Alert Routing Diagram

Error occurs in Django
        |
        v
  Sentry captures it
        |
        +---> [New Issue]         ---> #errors    (Discord)
        +---> [Regression]        ---> #errors    (Discord)
        +---> [Error Spike]       ---> #errors    (Discord)
        +---> [Payment Error]     ---> #payments  (Discord)
        +---> [Payment Spike]     ---> #payments  (Discord)

Celery backup tasks
        |
        +---> [Backup Failure]    ---> #backups   (Discord webhook)
        +---> [Missed Backup]     ---> #backups   (Discord webhook)

Health check system
        |
        +---> [Disk Space Alert]  ---> #errors    (Discord webhook)

Admin audit mixin
        |
        +---> [Admin Delete]      ---> #admin     (Discord webhook)

Quick Reference Table

# Alert Channel Severity Response Time Key Command
1 New Issue #errors Medium Within 4 hours docker compose logs backend --tail=100
2 Regression #errors HIGH Within 1 hour docker compose logs backend --tail=200
3 Error Spike #errors Critical Within 30 min docker compose ps
4 Payment Error #payments CRITICAL Within 15 min docker compose logs backend --tail=100 \| grep payment
5 Payment Error Spike #payments CRITICAL Within 15 min docker compose logs backend --tail=200 \| grep payment
6 Backup Failure #backups High Within 2 hours docker compose exec backend python manage.py backup_database --check
7 Missed Backup #backups High Within 2 hours docker compose exec backend python manage.py shell -c "from apps.core.services.backup_monitor import BackupMonitor; print(BackupMonitor().get_metrics())"
8 Disk Space Alert #errors Varies Within 1 hour df -h
9 Admin Delete #admin Info Next business day Check Django admin audit log

Alert Type 1: New Issue Alert

Channel: #errors Severity: Medium Source: Sentry issue alert rule What it means: Sentry detected an error it has never seen before in production.

Response Steps

  1. Click the Sentry link in the Discord notification to open the issue

  2. Assess the impact:

  3. How many users affected? (check "Events" count in Sentry)
  4. Is it a 500 error visible to customers?
  5. What page/endpoint is affected?

  6. Check recent deployments:

    # Check when the last deployment happened
    docker compose exec backend python -c "import sentry_sdk; print(sentry_sdk.Hub.current.client.options.get('release'))"
    
    # Check recent git history
    git log --oneline -5
    

  7. Check application logs:

    docker compose logs backend --tail=100 --since=1h
    

  8. If the error is user-facing:

  9. Determine if a hotfix is needed
  10. If critical path (checkout, payment), escalate to Payment Error procedures

  11. Resolve or assign in Sentry:

  12. If one-off / transient: mark as Ignored with note
  13. If needs fixing: leave open, add to backlog
  14. If fixed by deploy: mark as Resolved in next release

Common Causes

  • New code deployment introduced a bug
  • External service API changed (Mollie, DigitalOcean Spaces)
  • Edge case in user input not previously encountered
  • Browser-specific JavaScript error (if frontend Sentry is added)

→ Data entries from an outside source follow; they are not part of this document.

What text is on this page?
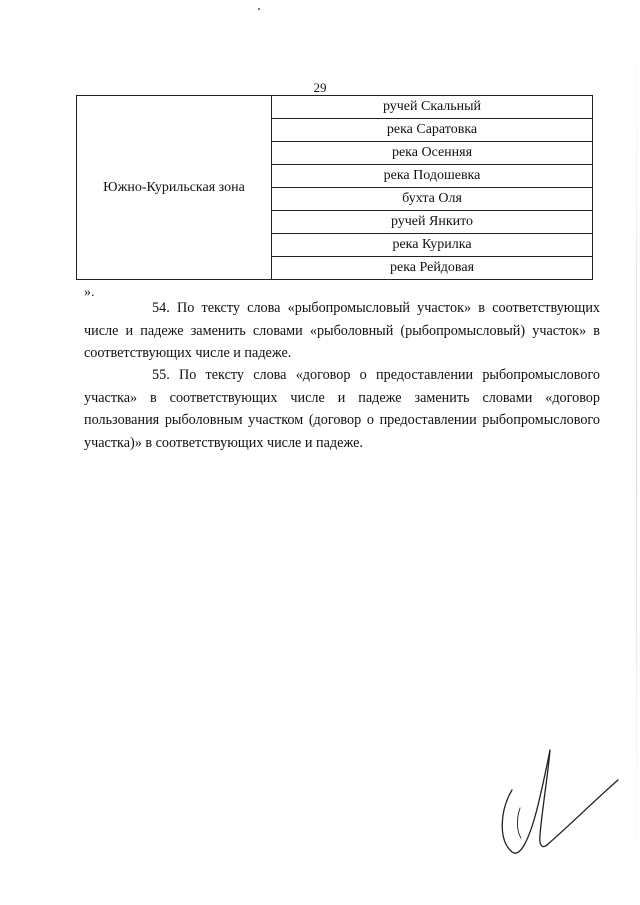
29
Южно-Курильская зона	ручей Скальный
река Саратовка
река Осенняя
река Подошевка
бухта Оля
ручей Янкито
река Курилка
река Рейдовая
».

54. По тексту слова «рыбопромысловый участок» в соответствующих числе и падеже заменить словами «рыболовный (рыбопромысловый) участок» в соответствующих числе и падеже.

55. По тексту слова «договор о предоставлении рыбопромыслового участка» в соответствующих числе и падеже заменить словами «договор пользования рыболовным участком (договор о предоставлении рыбопромыслового участка)» в соответствующих числе и падеже.
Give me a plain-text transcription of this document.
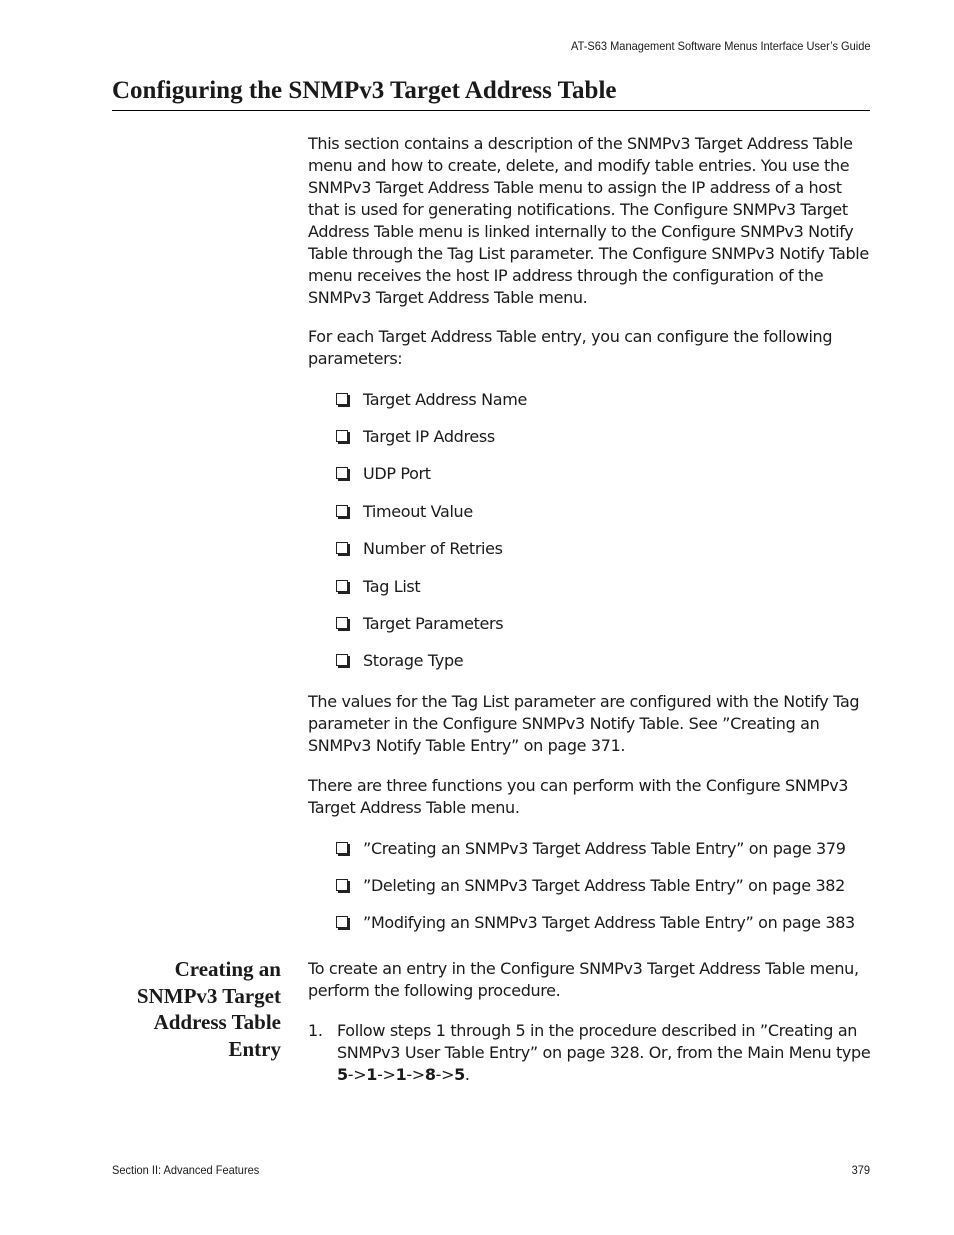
AT-S63 Management Software Menus Interface User’s Guide
Configuring the SNMPv3 Target Address Table
This section contains a description of the SNMPv3 Target Address Table menu and how to create, delete, and modify table entries. You use the SNMPv3 Target Address Table menu to assign the IP address of a host that is used for generating notifications. The Configure SNMPv3 Target Address Table menu is linked internally to the Configure SNMPv3 Notify Table through the Tag List parameter. The Configure SNMPv3 Notify Table menu receives the host IP address through the configuration of the SNMPv3 Target Address Table menu.
For each Target Address Table entry, you can configure the following parameters:
Target Address Name
Target IP Address
UDP Port
Timeout Value
Number of Retries
Tag List
Target Parameters
Storage Type
The values for the Tag List parameter are configured with the Notify Tag parameter in the Configure SNMPv3 Notify Table. See ”Creating an SNMPv3 Notify Table Entry” on page 371.
There are three functions you can perform with the Configure SNMPv3 Target Address Table menu.
”Creating an SNMPv3 Target Address Table Entry” on page 379
”Deleting an SNMPv3 Target Address Table Entry” on page 382
”Modifying an SNMPv3 Target Address Table Entry” on page 383
Creating an
SNMPv3 Target
Address Table
Entry
To create an entry in the Configure SNMPv3 Target Address Table menu, perform the following procedure.
1. Follow steps 1 through 5 in the procedure described in ”Creating an SNMPv3 User Table Entry” on page 328. Or, from the Main Menu type 5->1->1->8->5.
Section II: Advanced Features	379
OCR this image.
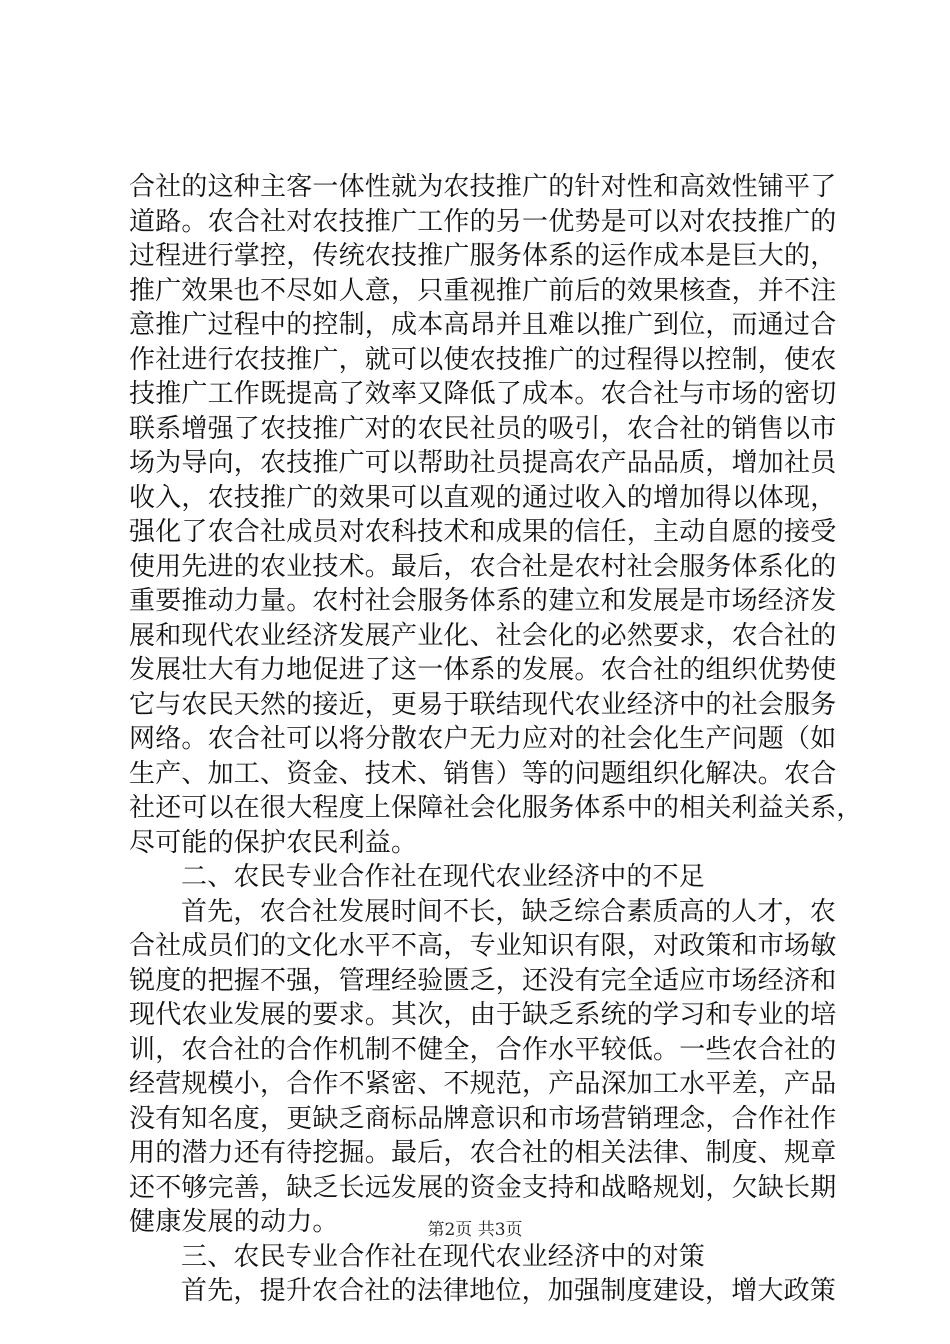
合社的这种主客一体性就为农技推广的针对性和高效性铺平了
道路。农合社对农技推广工作的另一优势是可以对农技推广的
过程进行掌控，传统农技推广服务体系的运作成本是巨大的，
推广效果也不尽如人意，只重视推广前后的效果核查，并不注
意推广过程中的控制，成本高昂并且难以推广到位，而通过合
作社进行农技推广，就可以使农技推广的过程得以控制，使农
技推广工作既提高了效率又降低了成本。农合社与市场的密切
联系增强了农技推广对的农民社员的吸引，农合社的销售以市
场为导向，农技推广可以帮助社员提高农产品品质，增加社员
收入，农技推广的效果可以直观的通过收入的增加得以体现，
强化了农合社成员对农科技术和成果的信任，主动自愿的接受
使用先进的农业技术。最后，农合社是农村社会服务体系化的
重要推动力量。农村社会服务体系的建立和发展是市场经济发
展和现代农业经济发展产业化、社会化的必然要求，农合社的
发展壮大有力地促进了这一体系的发展。农合社的组织优势使
它与农民天然的接近，更易于联结现代农业经济中的社会服务
网络。农合社可以将分散农户无力应对的社会化生产问题（如
生产、加工、资金、技术、销售）等的问题组织化解决。农合
社还可以在很大程度上保障社会化服务体系中的相关利益关系，
尽可能的保护农民利益。
二、农民专业合作社在现代农业经济中的不足
首先，农合社发展时间不长，缺乏综合素质高的人才，农
合社成员们的文化水平不高，专业知识有限，对政策和市场敏
锐度的把握不强，管理经验匮乏，还没有完全适应市场经济和
现代农业发展的要求。其次，由于缺乏系统的学习和专业的培
训，农合社的合作机制不健全，合作水平较低。一些农合社的
经营规模小，合作不紧密、不规范，产品深加工水平差，产品
没有知名度，更缺乏商标品牌意识和市场营销理念，合作社作
用的潜力还有待挖掘。最后，农合社的相关法律、制度、规章
还不够完善，缺乏长远发展的资金支持和战略规划，欠缺长期
健康发展的动力。
三、农民专业合作社在现代农业经济中的对策
首先，提升农合社的法律地位，加强制度建设，增大政策
第2页 共3页
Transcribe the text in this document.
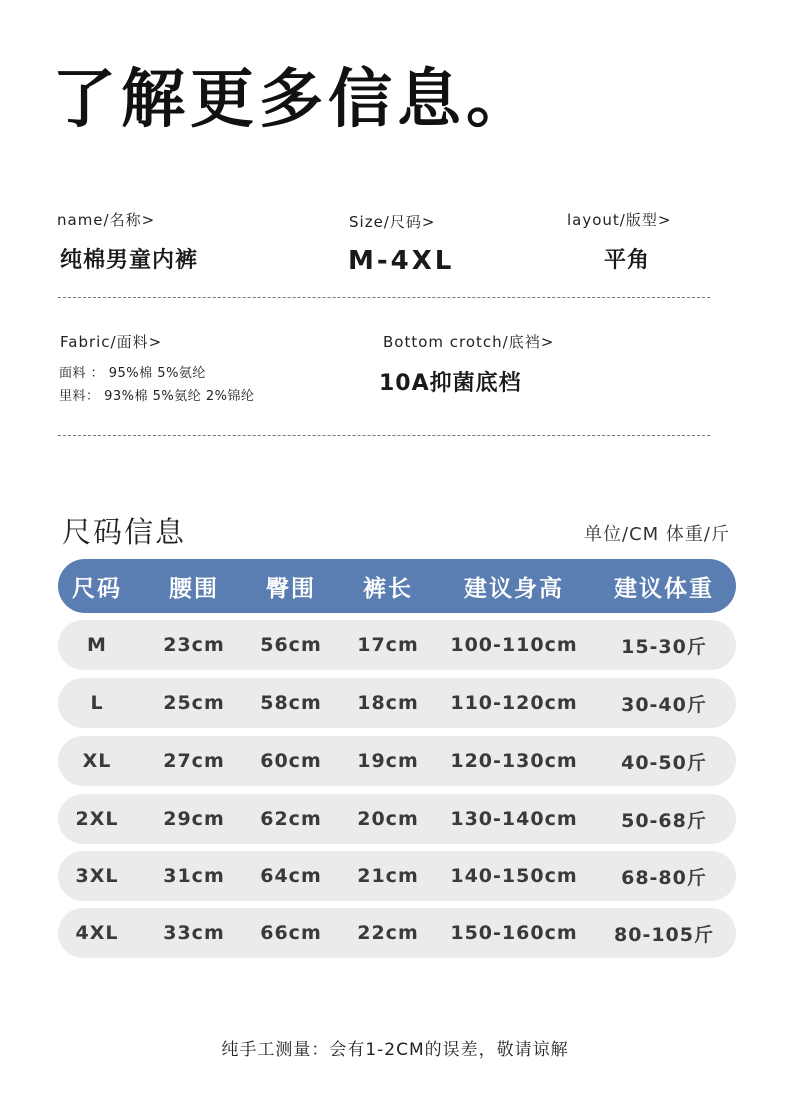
了解更多信息。
name/名称>
纯棉男童内裤
Size/尺码>
M-4XL
layout/版型>
平角
Fabric/面料>
面料 ： 95%棉 5%氨纶
里料： 93%棉 5%氨纶 2%锦纶
Bottom crotch/底裆>
10A抑菌底档
尺码信息	单位/CM 体重/斤
尺码	腰围	臀围	裤长	建议身高	建议体重
M	23cm	56cm	17cm	100-110cm	15-30斤
L	25cm	58cm	18cm	110-120cm	30-40斤
XL	27cm	60cm	19cm	120-130cm	40-50斤
2XL	29cm	62cm	20cm	130-140cm	50-68斤
3XL	31cm	64cm	21cm	140-150cm	68-80斤
4XL	33cm	66cm	22cm	150-160cm	80-105斤
纯手工测量：会有1-2CM的误差，敬请谅解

Alert Type 2: Regression Alert

Channel: #errors Severity: HIGH Source: Sentry issue alert rule What it means: An issue that was previously marked as resolved has reappeared. This means a fix did not hold or was reverted.

Response Steps

  1. Click the Sentry link to open the regressed issue

  2. Check the issue history in Sentry:

  3. When was it originally resolved?
  4. What release resolved it?
  5. What release caused the regression?

  6. Compare releases:

    # Find the commit that resolved the original issue
    git log --oneline --all | head -20
    
    # Check what changed between the resolving commit and now
    git diff <resolving-commit>..HEAD --stat
    

  7. Check application logs for the specific error:

    docker compose logs backend --tail=200 --since=2h | grep -i "error\|exception\|traceback"
    

  8. If the regression is in a critical path:

  9. Consider rolling back to the previous release:

    # Check available images
    docker images | grep freeze
    
    # Rollback (use the previous image tag)
    # WARNING: Only do this if the regression is severe
    docker compose pull backend
    docker compose up -d backend
    

  10. Create a fix:

  11. Regressions indicate the original fix was incomplete or a new change conflicted
  12. Write a test that covers the regression scenario
  13. Deploy the fix and verify in Sentry that the issue resolves

Common Causes

  • A new deployment overwrote or conflicted with the original fix
  • The original fix was incomplete (fixed one case but not edge cases)
  • Database migration changed data shape that the fix depended on
  • Dependency update changed behavior

Alert Type 3: Error Spike Alert

Channel: #errors Severity: Warning (>10/hr) or Critical (>50/hr) Source: Sentry metric alert rule What it means: The error rate has crossed the threshold, indicating a systemic issue rather than isolated errors.

Response Steps

  1. Assess the severity:
  2. Warning (>10/hr): Elevated errors, investigate within 30 minutes
  3. Critical (>50/hr): Major incident, investigate immediately

  4. Check if the application is running:

    docker compose ps
    
    All services should show "Up" and "healthy".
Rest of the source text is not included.